Key Takeaways
- Two conservative reporters were disinvited from the student journalism conference MediaFest 2025 due to complaints about their reporting on abortion and immigration.
- The author of the widely criticized1619 Project did speak at the conference.
- Communications professor says 'journalism industry is still beholden to left-of-center advocacy and not interested in a true marketplace of information and ideas.'
Two conservative reporters were disinvited from MediaFest 2025, a national conference for student journalists that took place over the weekend, after an organizer accused them of biased reporting in articles about abortion and immigration.
Mary Margaret Olohan, White House correspondent for The Daily Wire, and Virginia Allen, a senior news producer at The Daily Signal, were scheduled to speak at the four-day conference. MediaFest is “the nation’s largest gathering of media students and their advisers,” according to its website.
However, Michael Koretzky, the MediaFest convention director, self-reportedly “killed those two sessions” after an Oregon State University employee complained.

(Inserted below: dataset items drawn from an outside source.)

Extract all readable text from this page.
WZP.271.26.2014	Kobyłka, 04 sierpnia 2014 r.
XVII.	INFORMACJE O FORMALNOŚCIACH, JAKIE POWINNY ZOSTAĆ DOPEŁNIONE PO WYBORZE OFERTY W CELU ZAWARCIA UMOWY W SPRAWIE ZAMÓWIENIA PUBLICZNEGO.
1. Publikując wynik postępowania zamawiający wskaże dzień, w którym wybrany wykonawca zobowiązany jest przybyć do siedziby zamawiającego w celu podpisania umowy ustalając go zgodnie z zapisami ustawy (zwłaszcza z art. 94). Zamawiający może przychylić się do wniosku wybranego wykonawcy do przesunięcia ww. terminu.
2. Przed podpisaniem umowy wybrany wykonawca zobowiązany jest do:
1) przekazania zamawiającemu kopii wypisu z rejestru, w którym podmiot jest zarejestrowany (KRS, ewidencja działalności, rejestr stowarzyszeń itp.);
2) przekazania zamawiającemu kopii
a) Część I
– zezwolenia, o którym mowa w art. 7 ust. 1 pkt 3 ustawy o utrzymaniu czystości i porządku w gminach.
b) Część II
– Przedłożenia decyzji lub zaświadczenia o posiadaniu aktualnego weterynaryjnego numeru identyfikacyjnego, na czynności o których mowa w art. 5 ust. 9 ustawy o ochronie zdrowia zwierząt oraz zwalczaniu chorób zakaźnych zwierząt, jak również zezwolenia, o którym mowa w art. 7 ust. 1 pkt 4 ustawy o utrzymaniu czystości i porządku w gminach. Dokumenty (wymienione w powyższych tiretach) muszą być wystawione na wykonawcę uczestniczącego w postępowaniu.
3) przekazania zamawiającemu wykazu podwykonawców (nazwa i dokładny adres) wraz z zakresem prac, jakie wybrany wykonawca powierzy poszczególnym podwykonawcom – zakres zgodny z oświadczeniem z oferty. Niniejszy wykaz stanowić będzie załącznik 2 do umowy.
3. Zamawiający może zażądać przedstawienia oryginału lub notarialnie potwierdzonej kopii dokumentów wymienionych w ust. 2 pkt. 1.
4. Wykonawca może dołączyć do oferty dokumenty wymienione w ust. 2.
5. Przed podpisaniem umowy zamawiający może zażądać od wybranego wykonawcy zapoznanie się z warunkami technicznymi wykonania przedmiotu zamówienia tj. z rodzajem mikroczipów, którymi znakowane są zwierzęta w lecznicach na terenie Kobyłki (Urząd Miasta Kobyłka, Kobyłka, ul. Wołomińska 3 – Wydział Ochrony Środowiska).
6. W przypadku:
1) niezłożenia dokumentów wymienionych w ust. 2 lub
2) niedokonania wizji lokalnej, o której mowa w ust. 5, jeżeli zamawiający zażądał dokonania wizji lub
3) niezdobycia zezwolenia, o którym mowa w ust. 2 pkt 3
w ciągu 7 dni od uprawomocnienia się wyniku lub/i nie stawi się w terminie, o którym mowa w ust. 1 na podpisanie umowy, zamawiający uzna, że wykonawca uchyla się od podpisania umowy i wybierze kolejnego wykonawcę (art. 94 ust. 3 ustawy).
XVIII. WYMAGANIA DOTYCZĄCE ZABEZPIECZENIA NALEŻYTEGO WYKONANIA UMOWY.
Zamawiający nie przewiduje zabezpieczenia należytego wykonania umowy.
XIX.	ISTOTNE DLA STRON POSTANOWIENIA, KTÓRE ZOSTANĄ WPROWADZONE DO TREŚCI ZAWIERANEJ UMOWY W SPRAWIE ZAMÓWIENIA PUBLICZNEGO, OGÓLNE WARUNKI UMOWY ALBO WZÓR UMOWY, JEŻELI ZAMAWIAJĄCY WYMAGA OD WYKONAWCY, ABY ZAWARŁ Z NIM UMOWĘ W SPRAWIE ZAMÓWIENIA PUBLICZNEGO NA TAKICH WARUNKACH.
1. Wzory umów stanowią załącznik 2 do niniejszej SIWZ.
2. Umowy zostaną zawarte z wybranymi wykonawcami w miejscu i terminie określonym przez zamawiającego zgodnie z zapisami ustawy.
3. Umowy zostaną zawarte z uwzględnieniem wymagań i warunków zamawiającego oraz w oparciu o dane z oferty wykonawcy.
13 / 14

Koretzky maintains he did so because at least one of Olohan’s and Allen’s stories “played loose with the facts, and neither attempt balance,” he said in an email to a representative of the authors, which Koretzky shared with The College Fix via email.
Olohan’s article reported on U.S. Congressman Brandon Gill’s legislation introduced in June regarding the disposal of aborted babies’ remains. The bill would ban abortionists from flushing the human remains into the public water systems through toilets or garbage disposals.
Allen’s article concerned the locating of 13,000 unaccompanied minor illegal aliens who entered the country and whose cases had gone unaddressed under the Biden administration.
Koretzky, who also leads the ethics committee at the Society of Professional Journalists, did not answer The Fix’s question about whether there is an official stance that journalists who oppose abortion or gender ideology should not be heard at MediaFest.
Organizers disinvited both women after Steven Sandberg, the general manager of student media at Oregon State University, complained about the two journalists.
Sandberg told the Columbia Journalism Review the reason he did so was because, “I saw pretty far-right, anti-LGBTQ language” in their reporting.
He also told the Review he would be unwilling to send his students to MediaFest 2025 if Olohan and Allen were included. Sandberg did not respond to two emails from The Fix last week asking for comment.
However, a communications professor at DePauw University criticized the organizers’ decision to disinvite the two journalists.
“If all journalists are prevented from speaking at MediaFest because of supposed inaccurate reporting, then there will be nobody left to speak,” Professor Jeff McCall told The College Fix by email.
“It is quite ironic that a conference to promote the free press and free expression is unwilling to hear from other reporters who might have different political or social leanings,” McCall said. “This demonstrates that the journalism industry is still beholden to left-of-center advocacy and not interested in a true marketplace of information and ideas.”
Meanwhile, the student journalist conference still welcomed leftist journalist Nikole Hannah-Jones to speak at the event this year. She is the author of the New York Times’ 1619 Project, a series of articles about America’s founding that has been widely criticized for historical inaccuracies.
Interestingly, conservative British activist Lois McLatchie Miller also spoke at the conference over the weekend. However, she is not a journalist; she is a spokesperson for Alliance Defending Freedom International, a conservative legal organization.
Miller wrote on X that she somehow “escaped the cancellations.”
Based in England, she said the topic of her talk was “Exposing censorship for religious reasons.”